L’enseignante de l’école primaire de la région kurde a déclaré que deux de ses collègues avaient été hospitalisés après l’attaque au gaz présumée. Elle a dit que l’un d’eux lui avait dit la semaine dernière qu’elle souffrait toujours de terribles maux de tête et d’engourdissements dans les mains et les pieds.

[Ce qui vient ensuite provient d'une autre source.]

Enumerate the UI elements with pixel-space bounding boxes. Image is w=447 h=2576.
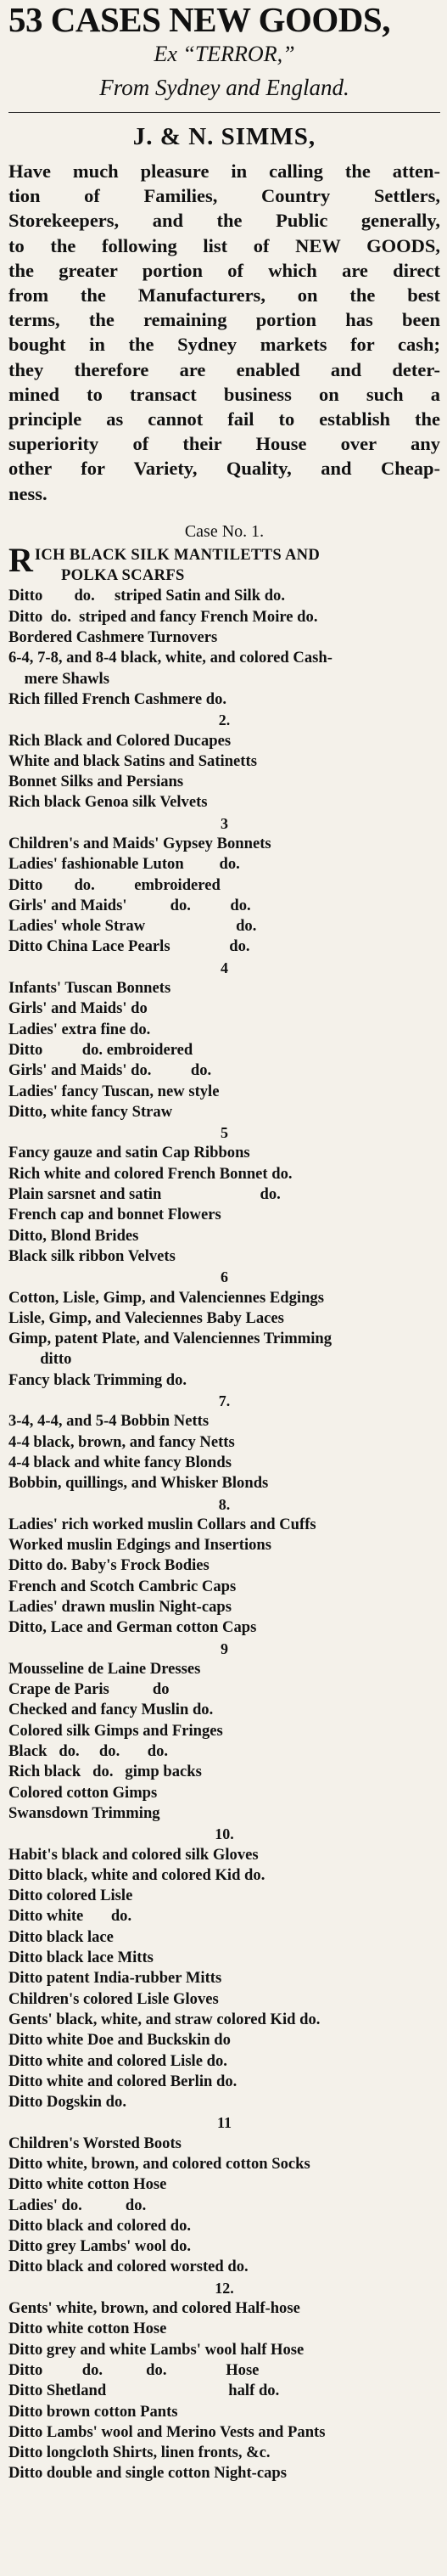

Des agents du renseignement sont retournés à l’école plusieurs fois, a-t-elle dit, interrogeant des administrateurs et confisquant des images de vidéosurveillance. Le directeur de l’école lui a dit que des agents semblaient rechercher des images de parents, dont certains scandaient des slogans antigouvernementaux et se disputaient avec eux.
« Beaucoup de gens soupçonnent le gouvernement d’être responsable », a déclaré l’enseignant. « Ils disent que le gouvernement essaie de décourager les filles de venir à l’école ou que le gouvernement ne veut pas que le mouvement ‘femme, vie, liberté’ recommence. »
Miriam Berger a contribué à ce rapport.